What Only Bad Guests Do on Thanksgiving (and What to Do Instead)

You’ve been invited to a Thanksgiving meeting. Hooray! You don’t have to plan, cook, shop, grind and cook all day long. While the host will do the lion’s share of the work to make the day delicious and festive, each guest also has a certain amount of responsibility for unfolding it. You don’t need to beat the bird every 30 minutes, but you need to be careful.

It goes without saying that you should avoid talking about politics, religion, or your thoughts on the COVID vaccine. In the spirit of utility and harmonious interaction, here are some less obvious things that you can not do when you are invited to someone’s house for Thanksgiving Day (and what you can do instead).

Don’t: Surprise your host with last-minute dietary requests.

When you’re invited, it’s time to inform the host that you are a low-carb, lactose-intolerant minnow who only eats non-GMO grains every other Tuesday. Do not expose your host to any allergies, special requests, or dietary restrictions on the days leading up to the main event (or worse, after your arrival). Unless they are your friend or best friend, also don’t assume that they remember the allergy you told them about earlier.

Required: Inform the host of any dietary restrictions when accepting the invitation and offer to bring your replacement.

Forbidden: come empty-handed (or with a surprise dish)

There are some things that hosts usually like to receive (flowers, wine, candles, and high-quality chocolate that they can enjoy after everyone is gone, to name a few), and there are things that they don’t (unplanned pyrex from Your mum’s “famous” breaded potatoes, without which you “couldn’t imagine Thanksgiving”). While guests should always bring something to the host the more personalized or tailored to their individual interests, the better they shouldn’t get bored with unauthorized food and expect them to decorate the meal the host has been planning for weeks.

Necessary: Ask in advance if you can bring anything. If not, bring either a thoughtful, personalized gift or a safe classic standby.

Don’t: Count on a place on the counter (or in the oven).
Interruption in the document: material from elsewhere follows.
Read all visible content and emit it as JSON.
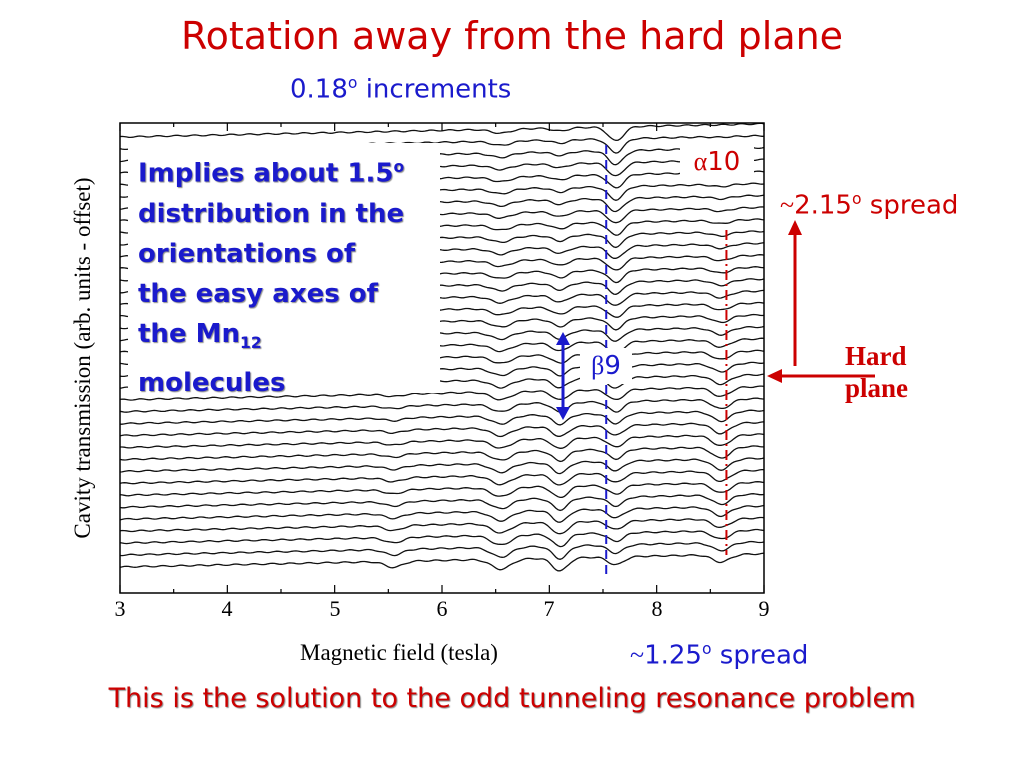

If presenting a side dish, make sure it is completely cooked and self-sufficient. Avoid bringing potatoes that still need to be mashed or rolls that need to be kept warm at a low oven temperature. Chances are, your host doesn’t have a free counter or oven space for you to complete this final step of your culinary project. Go through the finish line before you arrive, and figure out how to warm your item using the stand-alone package or refrigerators, portable food warmers or other great ideas . If you must have an oven, make sure your host knows ahead of time.

What it takes : If your side absolutely needs to be warmed up, bring it back into your heat-resistant mold. Also bring your own serving utensils. They may not have superfluous ones.

Don’t come early (or don’t come hungry)

If you’ve ever taken anything, you know that oftentimes even the most well-planned timing deviates from plan and you end up running to finish before your guests arrive. If a stressed host likes anything less than feeling unprepared for hungry people about to walk in their door, it’s when they get in early. Do your landlord a favor and come no earlier than the appointed time, but preferably no less than 15 minutes late. Also, grab a snack on the way so you don’t go hungry, drink on an empty stomach, or hear people say, “When are we going to eat? I’m hungry ”from another room.

Forbidden: Offer advice or criticism.

Imagine: you stick potatoes into boiling water in a way that has been used successfully for many years, and someone says, “Oh, don’t get burned! You make me nervous. Do you want me to do this? “ No, Briana, I don’t want you to do this, because my technique leaves a lot to be desired . Remember that any advice, trick, or advice offered could be construed as criticizing the chef. You may know the best way to make a lump-free sauce, but don’t utter it unless asked to.

Do : ask if you can help. If not, don’t chat by the refrigerator. Escort yourself to another room so as not to be distracted from the owner.

Don’t: overdo it with yourself

Please, dear guest, don’t get drunk. This is not a fraternal party. This is someone’s house or apartment where children can walk. No one should see an adult get noisy, sloppy, sloppy, or out of place. If you find it difficult to stay within polite drunkenness, seek help from a friend or family member to help you keep up with the times, or shut you off before things get weird.

Should: drink in moderation; eat regularly and frequently to absorb Cabernet.

Do not: delay reception

It has been a long day for your host, who has probably been getting up for hours on end to make the holiday possible. Be aware of any subtle hints they may give to indicate that they want to climb into their mazes and disconnect from Netflix – and leave quickly and appropriately. But no, dear wonderful guest, no offer to help with the cleaning first.